Gesundheitsministerin würdigt kirchliche Krankenhäuser

Nachricht 13. September 2017

Hannover. Die niedersächsische Gesundheitsministerin Cornelia Rundt (SPD) hat die Arbeit der kirchlichen Krankenhäuser gewürdigt. "Krankenhäuser mit christlicher Werteorientierung stellen den Menschen ins Zentrum ihrer Arbeit", sagte sie am Montagabend bei der Jahrestagung des Deutschen Evangelischen Krankenhausverbandes in Hannover. "Davon profitieren die Patienten, aber auch die Mitarbeiter." Natürlich müssten auch kirchliche Krankenhäuser im Kostenwettbewerb bestehen. Dennoch habe die zuwendungsorientierte Medizin hier einen hohen Stellenwert und sei tief im Leitbild verankert.
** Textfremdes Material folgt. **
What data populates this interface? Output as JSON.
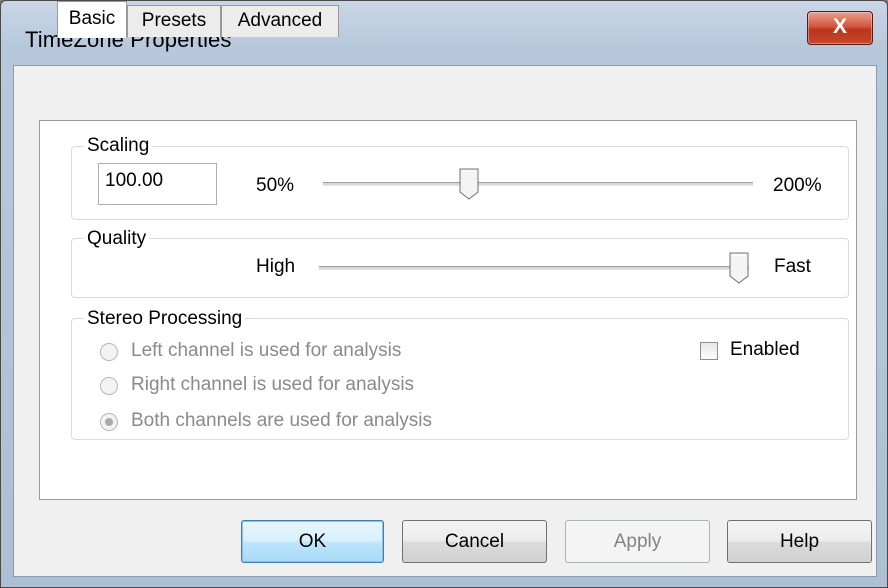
{
  "window": {
    "title": "TimeZone Properties",
    "close_label": "X"
  },
  "tabs": [
    {
      "label": "Basic",
      "active": true
    },
    {
      "label": "Presets",
      "active": false
    },
    {
      "label": "Advanced",
      "active": false
    }
  ],
  "scaling": {
    "group_label": "Scaling",
    "value": "100.00",
    "min_label": "50%",
    "max_label": "200%",
    "slider_position": 0.33
  },
  "quality": {
    "group_label": "Quality",
    "min_label": "High",
    "max_label": "Fast",
    "slider_position": 1.0
  },
  "stereo": {
    "group_label": "Stereo Processing",
    "options": [
      {
        "label": "Left channel is used for analysis",
        "checked": false,
        "enabled": false
      },
      {
        "label": "Right channel is used for analysis",
        "checked": false,
        "enabled": false
      },
      {
        "label": "Both channels are used for analysis",
        "checked": true,
        "enabled": false
      }
    ],
    "enabled_label": "Enabled",
    "enabled_checked": false
  },
  "buttons": {
    "ok": "OK",
    "cancel": "Cancel",
    "apply": "Apply",
    "help": "Help"
  },
  "colors": {
    "close_button": "#c8482c",
    "default_button": "#bee6fd",
    "disabled_text": "#8a8a8a"
  }
}
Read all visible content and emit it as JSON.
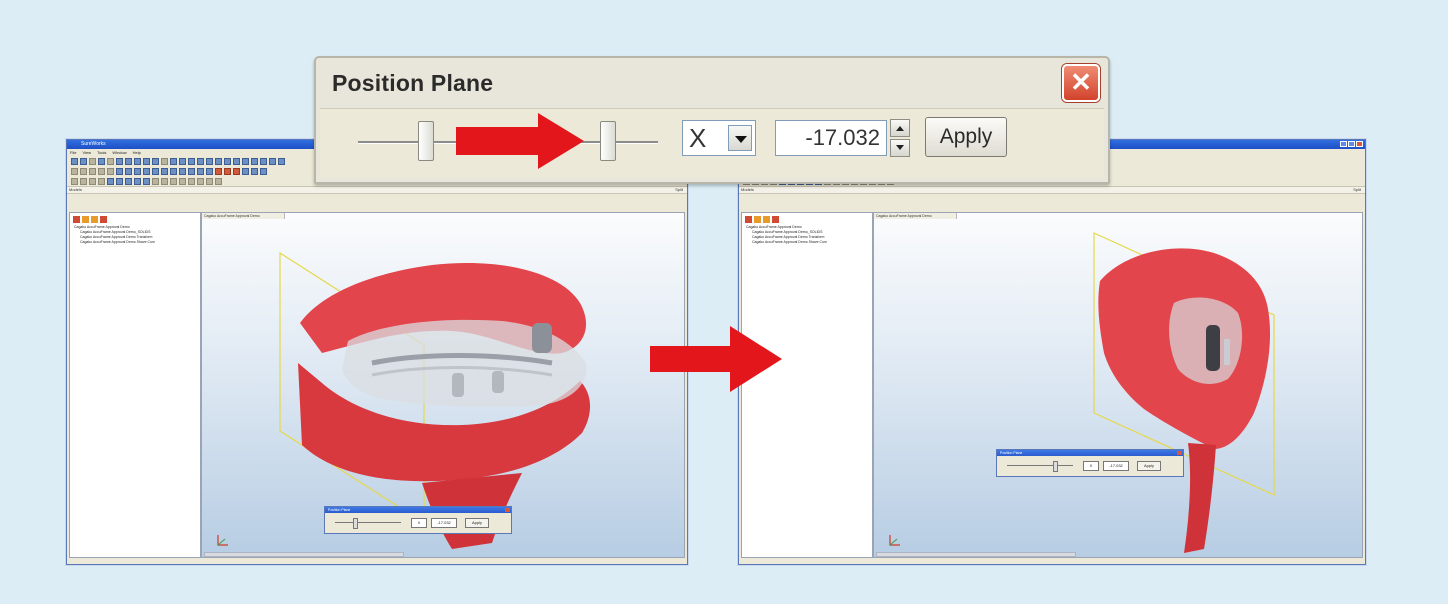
{
  "dialog": {
    "title": "Position Plane",
    "axis_value": "X",
    "offset_value": "-17.032",
    "apply_label": "Apply"
  },
  "left_app": {
    "title": "SureWorks",
    "menu": [
      "File",
      "View",
      "Tools",
      "Window",
      "Help"
    ],
    "panel_left": "Models",
    "panel_right": "Split",
    "viewport_tab": "Cagako AccuFrame Approval Demo",
    "tree": [
      "Cagako AccuFrame Approval Demo",
      "Cagako AccuFrame Approval Demo_SOLIDS",
      "Cagako AccuFrame Approval Demo Transform",
      "Cagako AccuFrame Approval Demo Shave Com"
    ],
    "mini_dialog": {
      "title": "Position Plane",
      "axis_value": "X",
      "offset_value": "-17.032",
      "apply_label": "Apply"
    }
  },
  "right_app": {
    "panel_left": "Models",
    "panel_right": "Split",
    "viewport_tab": "Cagako AccuFrame Approval Demo",
    "tree": [
      "Cagako AccuFrame Approval Demo",
      "Cagako AccuFrame Approval Demo_SOLIDS",
      "Cagako AccuFrame Approval Demo Transform",
      "Cagako AccuFrame Approval Demo Shave Com"
    ],
    "mini_dialog": {
      "title": "Position Plane",
      "axis_value": "X",
      "offset_value": "-17.032",
      "apply_label": "Apply"
    }
  },
  "colors": {
    "background": "#dcedf6",
    "arrow": "#e3161b",
    "model": "#e2464c",
    "plane": "#e6d84a"
  },
  "icons": [
    "close-icon",
    "dropdown-arrow-icon",
    "spin-up-icon",
    "spin-down-icon",
    "right-arrow-icon",
    "axis-gizmo-icon"
  ]
}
Laut Rundt wird der Bedarf an zuwendungs- und pflegeorientierter Medizin mit der wachsenden Zahl älterer Menschen in Zukunft deutlich steigen. Diese Form der Medizin sei jedoch mit der immer stärkeren Ökonomisierung in den Kliniken durch Fallpauschalen nicht vereinbar, kritisierte die Ministerin. "Je stärker der Kostendruck ist, desto höher ist die Gefahr, dass die Krankenhäuser gerade da sparen, wo es sich nicht unmittelbar rechnet: bei der intensiven Zuwendung für kranke Menschen." Gerade hier liege die Besonderheit der kirchlichen Krankenhäuser: "Hier müssen keine Renditeerwartungen privater Konzerne erfüllt werden."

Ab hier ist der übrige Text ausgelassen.